Reputation: 1007
Lets say I have a pandas dataframe df
with columns A, B, C, D, E, F, G, H
, and I want to filter the dataframe using a function functn
that takes in a "row" and returns true or false based on if the row fulfills certain conditions (lets say the function uses every column except for H
). Is there a way to efficiently filter this dataframe without a long and ugly lambda? The solution I have so far looks like this:
df = df[df.apply(functn, axis=1)]
but this method seems to be VERY slow, even for a frame with 15k lines. Is there a clean and efficient way to filter a pandas dataframe using a user defined python function instead of a lambda or query?
note: I previously implemented this using plain python 2d arrays and it was MUCH faster than using pandas. Am I misusing a certain feature or not aware of a way to make this filtering process faster?
edit:
The data is structured roughly like this:
# A B C D E F G H
[
[string1, string2, int1, int2, int3, int4, float1, float2],
...
]
The function does something like this:
def filter(row):
var1 = row.G <= 0.01
partial_a = (((row.D - row.C + 1)*1.0)/global_map[row.A])
partial_b = (((row.F - row.E + 1)*1.0)/global_map[row.B])
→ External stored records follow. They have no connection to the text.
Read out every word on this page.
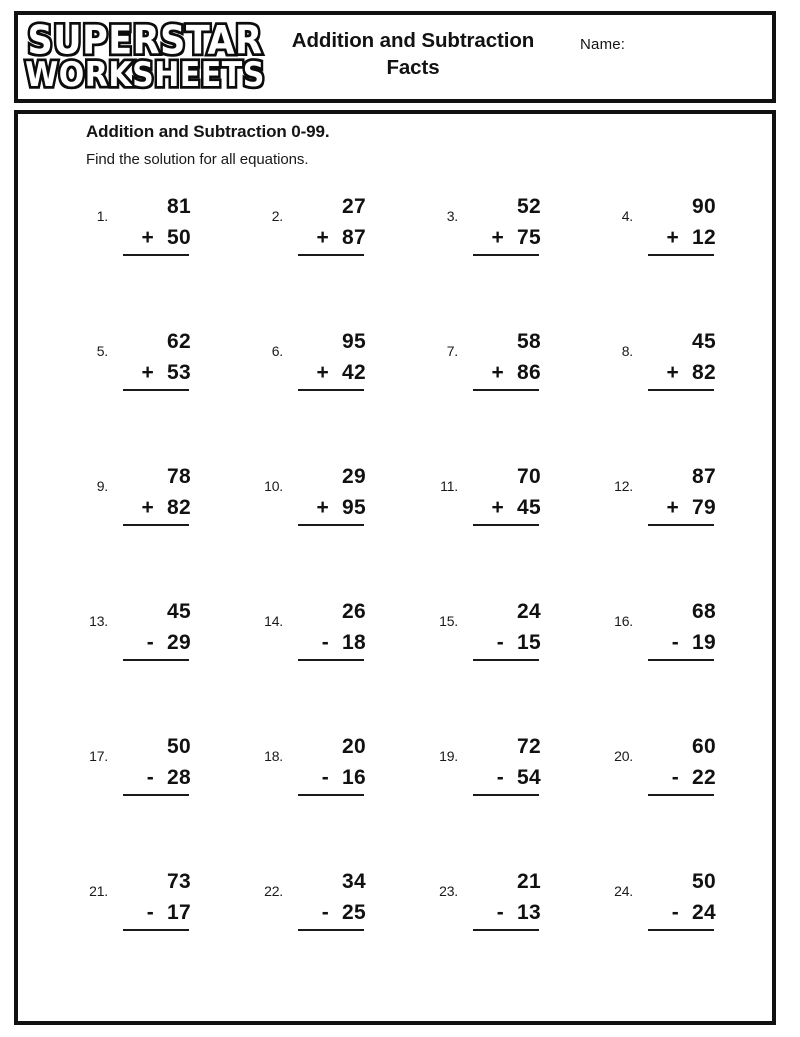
SUPERSTAR
WORKSHEETS
Addition and Subtraction
Facts
Name:

Addition and Subtraction 0-99.

Find the solution for all equations.

1.	81
+ 50
2.	27
+ 87
3.	52
+ 75
4.	90
+ 12
5.	62
+ 53
6.	95
+ 42
7.	58
+ 86
8.	45
+ 82
9.	78
+ 82
10.	29
+ 95
11.	70
+ 45
12.	87
+ 79
13.	45
- 29
14.	26
- 18
15.	24
- 15
16.	68
- 19
17.	50
- 28
18.	20
- 16
19.	72
- 54
20.	60
- 22
21.	73
- 17
22.	34
- 25
23.	21
- 13
24.	50
- 24
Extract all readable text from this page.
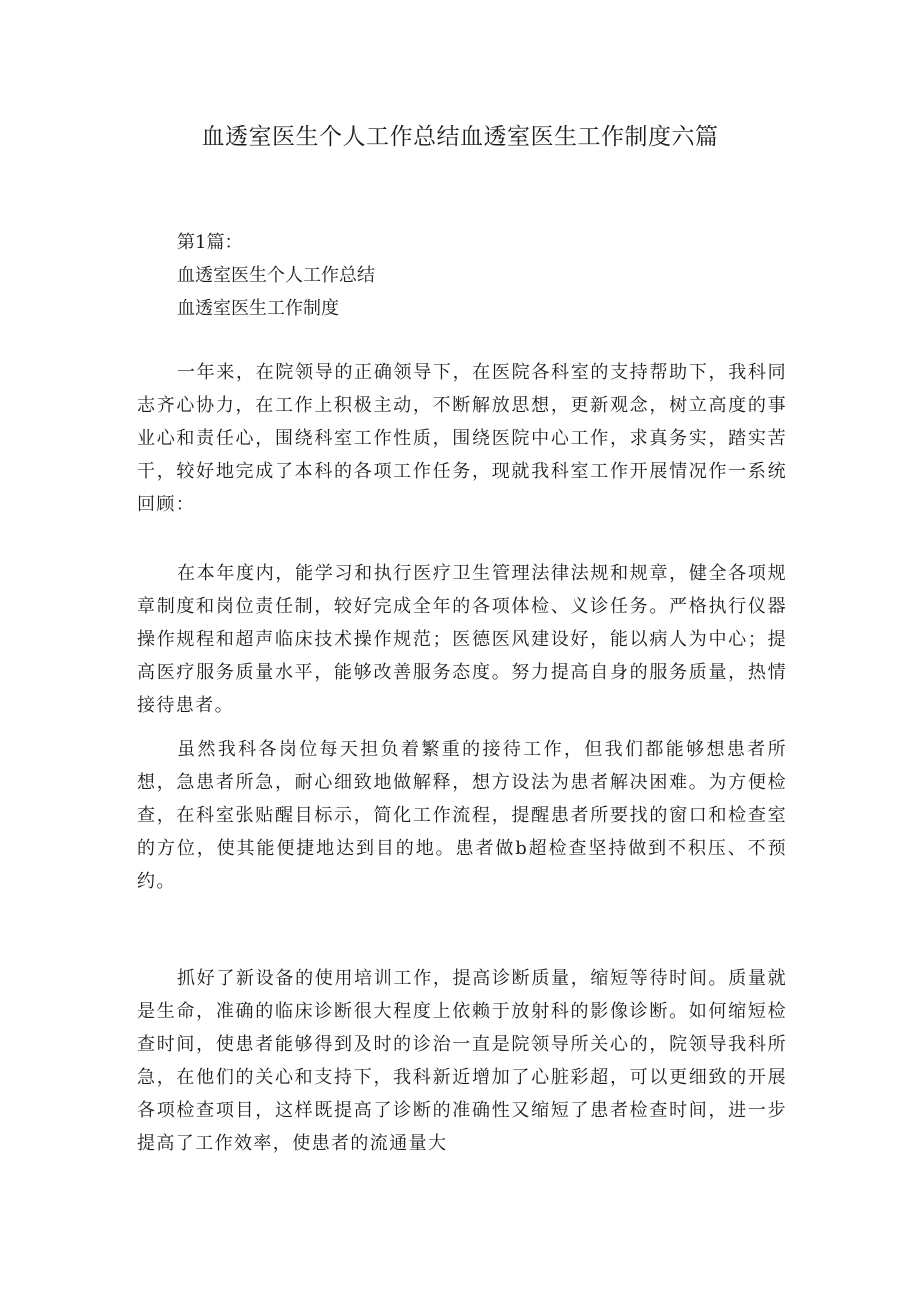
血透室医生个人工作总结血透室医生工作制度六篇
第1篇：
血透室医生个人工作总结
血透室医生工作制度

一年来，在院领导的正确领导下，在医院各科室的支持帮助下，我科同志齐心协力，在工作上积极主动，不断解放思想，更新观念，树立高度的事业心和责任心，围绕科室工作性质，围绕医院中心工作，求真务实，踏实苦干，较好地完成了本科的各项工作任务，现就我科室工作开展情况作一系统回顾：

在本年度内，能学习和执行医疗卫生管理法律法规和规章，健全各项规章制度和岗位责任制，较好完成全年的各项体检、义诊任务。严格执行仪器操作规程和超声临床技术操作规范；医德医风建设好，能以病人为中心；提高医疗服务质量水平，能够改善服务态度。努力提高自身的服务质量，热情接待患者。

虽然我科各岗位每天担负着繁重的接待工作，但我们都能够想患者所想，急患者所急，耐心细致地做解释，想方设法为患者解决困难。为方便检查，在科室张贴醒目标示，简化工作流程，提醒患者所要找的窗口和检查室的方位，使其能便捷地达到目的地。患者做b超检查坚持做到不积压、不预约。

抓好了新设备的使用培训工作，提高诊断质量，缩短等待时间。质量就是生命，准确的临床诊断很大程度上依赖于放射科的影像诊断。如何缩短检查时间，使患者能够得到及时的诊治一直是院领导所关心的，院领导我科所急，在他们的关心和支持下，我科新近增加了心脏彩超，可以更细致的开展各项检查项目，这样既提高了诊断的准确性又缩短了患者检查时间，进一步提高了工作效率，使患者的流通量大
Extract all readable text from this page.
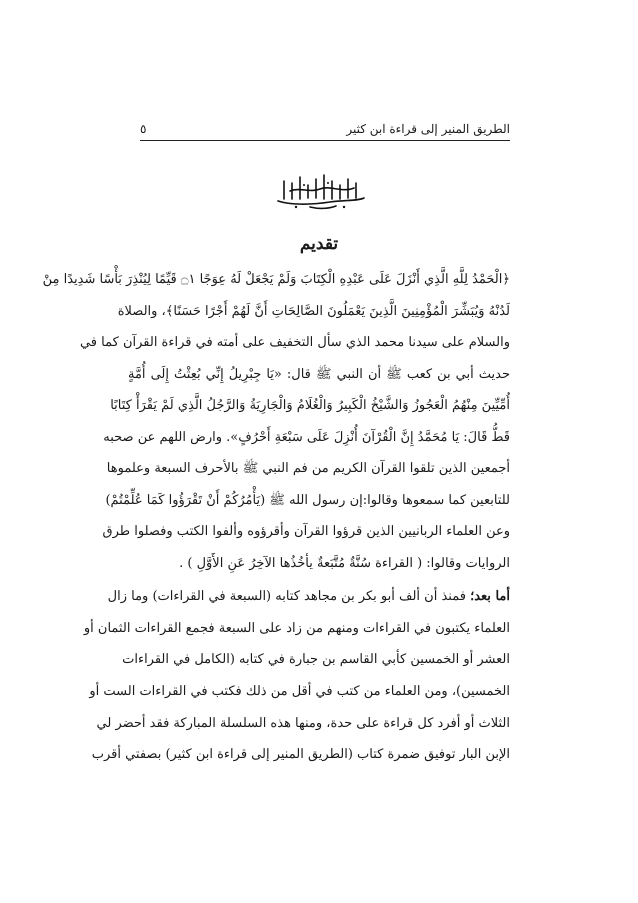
الطريق المنير إلى قراءة ابن كثير
٥
تقديم
﴿الْحَمْدُ لِلَّهِ الَّذِي أَنْزَلَ عَلَى عَبْدِهِ الْكِتَابَ وَلَمْ يَجْعَلْ لَهُ عِوَجًا ۝١ قَيِّمًا لِيُنْذِرَ بَأْسًا شَدِيدًا مِنْ
لَدُنْهُ وَيُبَشِّرَ الْمُؤْمِنِينَ الَّذِينَ يَعْمَلُونَ الصَّالِحَاتِ أَنَّ لَهُمْ أَجْرًا حَسَنًا﴾، والصلاة
والسلام على سيدنا محمد الذي سأل التخفيف على أمته في قراءة القرآن كما في
حديث أبي بن كعب ﷺ أن النبي ﷺ قال: «يَا جِبْرِيلُ إِنِّي بُعِثْتُ إِلَى أُمَّةٍ
أُمِّيِّينَ مِنْهُمُ الْعَجُوزُ وَالشَّيْخُ الْكَبِيرُ وَالْغُلَامُ وَالْجَارِيَةُ وَالرَّجُلُ الَّذِي لَمْ يَقْرَأْ كِتَابًا
قَطُّ قَالَ: يَا مُحَمَّدُ إِنَّ الْقُرْآنَ أُنْزِلَ عَلَى سَبْعَةِ أَحْرُفٍ». وارض اللهم عن صحبه
أجمعين الذين تلقوا القرآن الكريم من فم النبي ﷺ بالأحرف السبعة وعلموها
للتابعين كما سمعوها وقالوا:إن رسول الله ﷺ (يَأْمُرُكُمْ أَنْ تَقْرَؤُوا كَمَا عُلِّمْتُمْ)
وعن العلماء الربانيين الذين قرؤوا القرآن وأقرؤوه وألفوا الكتب وفصلوا طرق
الروايات وقالوا: ( القراءة سُنَّةٌ مُتَّبَعةٌ يأخُذُها الآخِرُ عَنِ الأَوَّلِ ) .
أما بعد؛ فمنذ أن ألف أبو بكر بن مجاهد كتابه (السبعة في القراءات) وما زال
العلماء يكتبون في القراءات ومنهم من زاد على السبعة فجمع القراءات الثمان أو
العشر أو الخمسين كأبي القاسم بن جبارة في كتابه (الكامل في القراءات
الخمسين)، ومن العلماء من كتب في أقل من ذلك فكتب في القراءات الست أو
الثلاث أو أفرد كل قراءة على حدة، ومنها هذه السلسلة المباركة فقد أحضر لي
الإبن البار توفيق ضمرة كتاب (الطريق المنير إلى قراءة ابن كثير) بصفتي أقرب
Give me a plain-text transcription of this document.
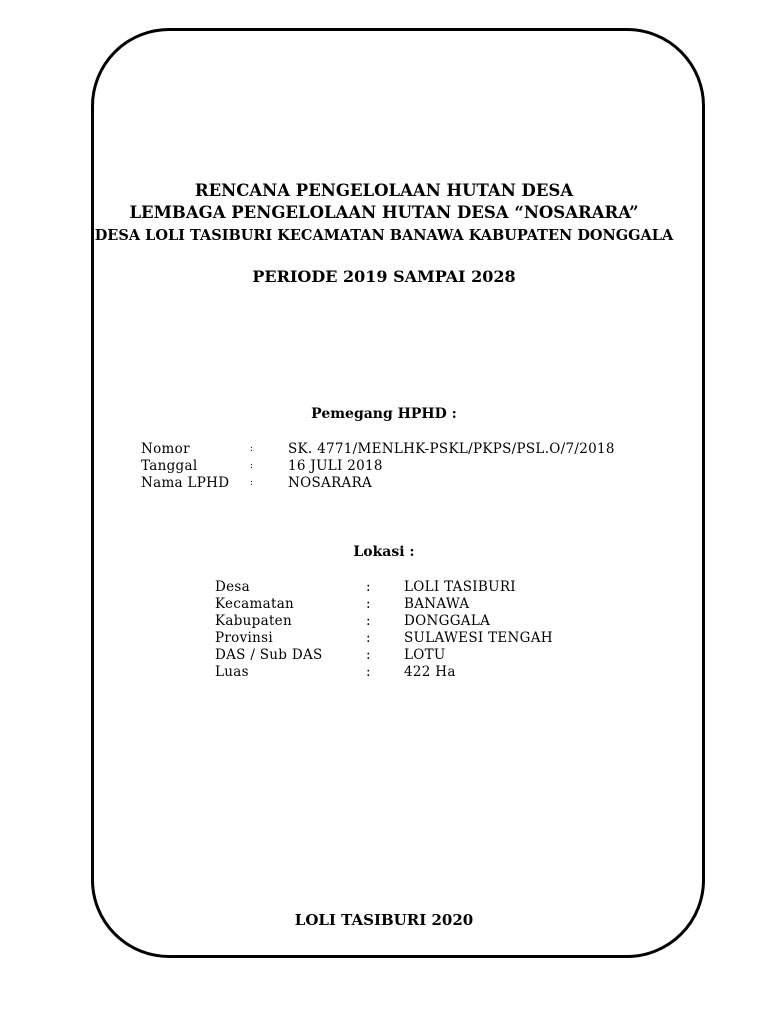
RENCANA PENGELOLAAN HUTAN DESA
LEMBAGA PENGELOLAAN HUTAN DESA “NOSARARA”
DESA LOLI TASIBURI KECAMATAN BANAWA KABUPATEN DONGGALA
PERIODE 2019 SAMPAI 2028
Pemegang HPHD :
Nomor	:	SK. 4771/MENLHK-PSKL/PKPS/PSL.O/7/2018
Tanggal	:	16 JULI 2018
Nama LPHD :	NOSARARA
Lokasi :
Desa	: LOLI TASIBURI
Kecamatan	: BANAWA
Kabupaten	: DONGGALA
Provinsi	: SULAWESI TENGAH
DAS / Sub DAS	: LOTU
Luas	: 422 Ha
LOLI TASIBURI 2020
partial = partial_a >= 0.66 or partial_b >= 0.66
return var1 and partial
The non-pandas implementation basically took the dataframe, which if not in pandas form was basically a 2d array, and looped through each element, applied the function to it (except the argument was a list instead of a "row"), and if it returned true, added that new element to another list.
Upvotes: 2
Views: 6498
Reputation: 153460
IIUC, you don't need a function. Let's use boolean indexing as follows:
cond1 = df['G'] <= 0.01
cond2 = (((df.D - df.C + 1)*1.0)/global_map[df.A]) >= 0.66
cond3 = (((df.F - df.E + 1)*1.0)/global_map[df.B]) >= 0.66
mask = cond1 & (cond2 | cond3)
df[mask]
Upvotes: 4